How to Stay Relevant and Succeed in Your Career in the Age of AI
by Kashyap Kompella
A specter has been haunting workers—the specter of mass unemployment due to automation. In 2013, two University of Oxford academics published a paper, “The Future of Employment: How Susceptible Are Jobs to Computerisation?” It claimed that 47% of American jobs were at high risk of automation. In its wake, there were several other studies that echoed similar sentiments, adding to the angst and anxiety of employees everywhere about impending mass job losses.
| I recommend that you take a step back and remember that AI (at least for the foreseeable future) is another technology that you can leverage.
Fast-forward 7 years, and unemployment levels are at record lows in the U.S and in several countries across the world. In 2020, there is a realization that fears of massive job losses due to AI are overblown. At the same time, there has been significant (even several orders of magnitude’s worth) improvement in the capabilities of narrow AI—i.e., systems that are designed to handle a single task. Investments in AI technologies continue at a fast clip, and enterprise adoption of AI is also growing. The nature of existing jobs, job routines, and job descriptions is changing—more so for knowledge workers, whose jobs are likely to require a greater degree of technological proficiency.
WHAT TO LEARN
Against this backdrop, how can nontechnical professionals stay relevant? There is a school of thought that everyone should learn to code, but I don’t share that belief. It is not very practical—there are about 25 million (professional) developers in the world, according to Evans Data Corp., while the number of knowledge workers, according to Gartner, is around 1 billion.
There is also a great deal of interest in enrolling in an online AI course, and “What AI course should I take?” is a question that I often get asked. There is no dearth of resources for learning about AI, and nontechnical professionals can thrive by focusing on the applications and implications of AI for their businesses. I recommend that you take a step back and remember that AI (at least for the foreseeable future) is another technology that you can leverage in your organization’s business processes and products. So you’ll want to gain an understanding of how AI systems work, what they excel at, and what their limitations are. AI can seem daunting because of the technical terms or jargon, but once you learn the terminology and what it means in plain English, AI concepts are much more accessible.
WHERE TO LEARN
You’ll also want to keep an eye on key AI developments related to your line of work (for example, unless you work in that industry, self-driving cars are fascinating, but they are not likely to affect your work relative to a software bot that automates scheduling meetings). Keep track of what AI capabilities are being added to the software stack used in your organization. Follow what technologies your industry peers are investing in. Notice the AI startups in your industry and where venture capital is being deployed. These are leading indicators of innovation that your organization can potentially tap in future years.

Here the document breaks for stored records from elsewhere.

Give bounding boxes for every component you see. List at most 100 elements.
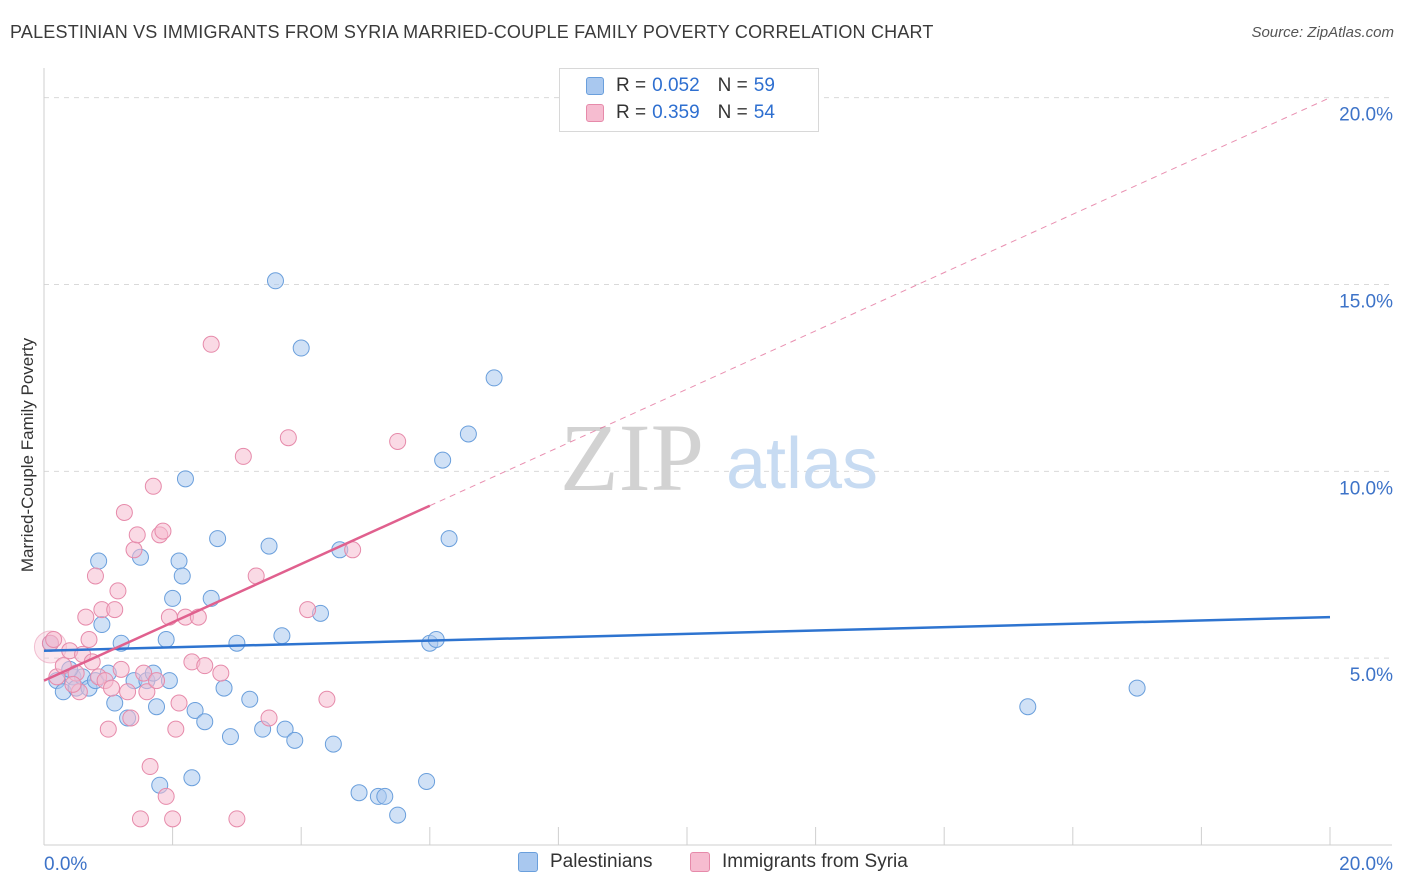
point-syria bbox=[125, 541, 143, 559]
r-value: 0.359 bbox=[652, 102, 700, 123]
point-syria bbox=[167, 720, 185, 738]
watermark-atlas: atlas bbox=[726, 424, 878, 504]
point-syria bbox=[202, 335, 220, 353]
watermark: ZIP atlas bbox=[560, 404, 878, 511]
point-palestinians bbox=[228, 634, 246, 652]
y-tick-label: 15.0% bbox=[1339, 292, 1393, 313]
x-tick-label-max: 20.0% bbox=[1339, 854, 1393, 875]
point-palestinians bbox=[273, 627, 291, 645]
point-syria bbox=[212, 664, 230, 682]
point-syria bbox=[45, 630, 63, 648]
point-syria bbox=[154, 522, 172, 540]
point-syria bbox=[122, 709, 140, 727]
point-palestinians bbox=[434, 451, 452, 469]
point-palestinians bbox=[324, 735, 342, 753]
point-palestinians bbox=[440, 530, 458, 548]
y-tick-label: 10.0% bbox=[1339, 478, 1393, 499]
trend-line-syria-extension bbox=[429, 97, 1331, 507]
point-syria bbox=[128, 526, 146, 544]
point-syria bbox=[109, 582, 127, 600]
point-syria bbox=[138, 683, 156, 701]
legend-row-syria: R = 0.359 N = 54 bbox=[586, 101, 775, 125]
n-value: 54 bbox=[753, 102, 775, 123]
point-palestinians bbox=[266, 272, 284, 290]
point-palestinians bbox=[376, 787, 394, 805]
point-palestinians bbox=[215, 679, 233, 697]
scatter-points bbox=[33, 272, 1146, 828]
point-palestinians bbox=[209, 530, 227, 548]
point-palestinians bbox=[485, 369, 503, 387]
y-tick-label: 20.0% bbox=[1339, 105, 1393, 126]
legend-label-palestinians: Palestinians bbox=[550, 851, 653, 872]
point-syria bbox=[86, 567, 104, 585]
n-value: 59 bbox=[753, 75, 775, 96]
point-palestinians bbox=[1128, 679, 1146, 697]
point-syria bbox=[157, 787, 175, 805]
point-syria bbox=[196, 657, 214, 675]
y-tick-label: 5.0% bbox=[1350, 665, 1393, 686]
point-syria bbox=[64, 675, 82, 693]
point-syria bbox=[144, 477, 162, 495]
gridlines bbox=[44, 97, 1392, 659]
point-palestinians bbox=[186, 701, 204, 719]
point-syria bbox=[131, 810, 149, 828]
point-palestinians bbox=[418, 772, 436, 790]
point-palestinians bbox=[276, 720, 294, 738]
r-value: 0.052 bbox=[652, 75, 700, 96]
trend-lines bbox=[43, 97, 1331, 682]
point-syria bbox=[103, 679, 121, 697]
legend-label-syria: Immigrants from Syria bbox=[722, 851, 908, 872]
point-palestinians bbox=[173, 567, 191, 585]
point-syria bbox=[80, 630, 98, 648]
point-syria bbox=[164, 810, 182, 828]
legend-item-palestinians[interactable]: Palestinians bbox=[518, 851, 652, 873]
chart-title: PALESTINIAN VS IMMIGRANTS FROM SYRIA MAR… bbox=[10, 22, 934, 42]
watermark-zip: ZIP bbox=[560, 404, 704, 511]
n-label: N = bbox=[717, 102, 748, 123]
point-palestinians bbox=[459, 425, 477, 443]
axes bbox=[43, 68, 1392, 846]
legend-swatch-blue bbox=[586, 77, 604, 95]
point-palestinians bbox=[286, 731, 304, 749]
point-syria bbox=[299, 601, 317, 619]
point-syria bbox=[234, 447, 252, 465]
trend-line-syria bbox=[43, 504, 431, 682]
legend-swatch-pink bbox=[690, 852, 710, 872]
point-syria bbox=[99, 720, 117, 738]
point-palestinians bbox=[292, 339, 310, 357]
legend-swatch-blue bbox=[518, 852, 538, 872]
point-palestinians bbox=[389, 806, 407, 824]
point-palestinians bbox=[1019, 698, 1037, 716]
source-label: Source: ZipAtlas.com bbox=[1251, 24, 1394, 41]
point-palestinians bbox=[196, 713, 214, 731]
legend-item-syria[interactable]: Immigrants from Syria bbox=[690, 851, 908, 873]
point-palestinians bbox=[90, 552, 108, 570]
point-palestinians bbox=[148, 698, 166, 716]
legend-series: Palestinians Immigrants from Syria bbox=[0, 851, 1406, 877]
point-palestinians bbox=[157, 630, 175, 648]
point-syria bbox=[170, 694, 188, 712]
point-palestinians bbox=[164, 589, 182, 607]
legend-stats: R = 0.052 N = 59 R = 0.359 N = 54 bbox=[559, 68, 819, 132]
point-palestinians bbox=[183, 769, 201, 787]
point-syria bbox=[389, 432, 407, 450]
point-palestinians bbox=[350, 784, 368, 802]
point-syria bbox=[135, 664, 153, 682]
point-syria bbox=[112, 660, 130, 678]
x-tick-label-min: 0.0% bbox=[44, 854, 87, 875]
trend-line-palestinians bbox=[43, 615, 1331, 652]
n-label: N = bbox=[717, 75, 748, 96]
tick-labels: 5.0% 10.0% 15.0% 20.0% 0.0% 20.0% bbox=[44, 105, 1393, 875]
point-syria bbox=[260, 709, 278, 727]
point-syria bbox=[318, 690, 336, 708]
point-palestinians bbox=[170, 552, 188, 570]
point-syria bbox=[106, 601, 124, 619]
r-label: R = bbox=[616, 102, 647, 123]
point-syria bbox=[228, 810, 246, 828]
r-label: R = bbox=[616, 75, 647, 96]
point-syria bbox=[279, 429, 297, 447]
point-syria bbox=[119, 683, 137, 701]
point-palestinians bbox=[221, 728, 239, 746]
point-palestinians bbox=[93, 616, 111, 634]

Industry conferences are an efficient and effective avenue to stay abreast of such trends. Remember that even if your organization does not have the budget for conference participation or you can’t attend in person, you can still partake in conference live streams, video recordings, event write-ups, and social media.

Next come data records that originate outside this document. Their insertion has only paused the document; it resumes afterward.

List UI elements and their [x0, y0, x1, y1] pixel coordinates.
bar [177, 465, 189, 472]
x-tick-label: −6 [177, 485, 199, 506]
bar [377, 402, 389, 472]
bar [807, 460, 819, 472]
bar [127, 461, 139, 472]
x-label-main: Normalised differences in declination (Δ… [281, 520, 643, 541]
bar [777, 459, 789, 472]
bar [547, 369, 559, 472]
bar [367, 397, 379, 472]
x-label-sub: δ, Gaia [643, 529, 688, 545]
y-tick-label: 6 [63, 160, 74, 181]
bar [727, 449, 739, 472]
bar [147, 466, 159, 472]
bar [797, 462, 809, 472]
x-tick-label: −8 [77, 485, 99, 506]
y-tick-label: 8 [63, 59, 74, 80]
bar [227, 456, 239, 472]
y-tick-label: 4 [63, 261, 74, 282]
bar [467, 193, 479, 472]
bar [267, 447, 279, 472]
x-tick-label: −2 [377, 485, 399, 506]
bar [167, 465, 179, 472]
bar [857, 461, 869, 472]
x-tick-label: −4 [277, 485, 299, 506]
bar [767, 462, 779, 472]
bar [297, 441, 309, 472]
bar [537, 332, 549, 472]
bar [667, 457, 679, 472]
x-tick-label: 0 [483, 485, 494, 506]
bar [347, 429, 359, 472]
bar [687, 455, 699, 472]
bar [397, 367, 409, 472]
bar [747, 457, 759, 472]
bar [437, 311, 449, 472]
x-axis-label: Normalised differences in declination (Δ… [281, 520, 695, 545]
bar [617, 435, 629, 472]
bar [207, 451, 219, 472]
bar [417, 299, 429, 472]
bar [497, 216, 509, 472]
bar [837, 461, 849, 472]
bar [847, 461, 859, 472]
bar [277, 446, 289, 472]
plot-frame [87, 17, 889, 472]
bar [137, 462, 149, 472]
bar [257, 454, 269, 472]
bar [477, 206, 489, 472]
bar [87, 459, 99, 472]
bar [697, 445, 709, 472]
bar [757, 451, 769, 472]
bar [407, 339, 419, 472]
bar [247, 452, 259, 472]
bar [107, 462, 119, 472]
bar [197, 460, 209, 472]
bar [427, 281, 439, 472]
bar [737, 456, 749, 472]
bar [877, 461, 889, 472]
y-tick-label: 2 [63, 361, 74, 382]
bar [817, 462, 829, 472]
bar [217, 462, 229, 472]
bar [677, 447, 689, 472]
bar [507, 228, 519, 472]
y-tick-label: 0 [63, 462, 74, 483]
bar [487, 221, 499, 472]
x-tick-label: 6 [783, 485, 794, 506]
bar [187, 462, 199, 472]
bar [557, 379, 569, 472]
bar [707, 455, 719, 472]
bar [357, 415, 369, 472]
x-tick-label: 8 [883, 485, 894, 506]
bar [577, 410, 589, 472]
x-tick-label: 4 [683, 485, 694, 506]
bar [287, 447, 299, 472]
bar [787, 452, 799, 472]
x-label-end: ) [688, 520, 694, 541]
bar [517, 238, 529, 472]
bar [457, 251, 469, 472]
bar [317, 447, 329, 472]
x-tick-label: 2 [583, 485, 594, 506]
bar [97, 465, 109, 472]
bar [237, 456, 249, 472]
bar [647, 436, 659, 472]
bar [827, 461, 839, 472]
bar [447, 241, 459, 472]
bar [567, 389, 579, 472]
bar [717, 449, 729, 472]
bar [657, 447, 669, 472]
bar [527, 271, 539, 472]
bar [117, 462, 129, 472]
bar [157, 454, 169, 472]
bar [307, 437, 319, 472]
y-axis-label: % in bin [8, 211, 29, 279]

STEP UP IN YOUR ORGANIZATION
Just as there is a huge demand for technical experts to build AI systems, there is an equally large demand for nontechnical professionals who can help their organizations better harness AI. If you follow the suggestions outlined here (and add to them with your own organization-specific experiences), you’ll soon become a go-to person in your company and be invited to contribute to its AI initiatives.
You may have noticed that I have not made specific recommendations for skills that you should pick up; instead, I have outlined a practical, top-down approach. This is applicable not just to AI, but to other technology domains as well. In fact, it’s a playbook for mastering the ability to learn continually and adapt to change. Today, the useful shelf life of skills is getting shorter. In previous generations, organizations took more responsibility for training employees, but now the onus for reskilling is shifting to the individual. Adaptation is perhaps the most important skill of them all as AI rewires the future of work.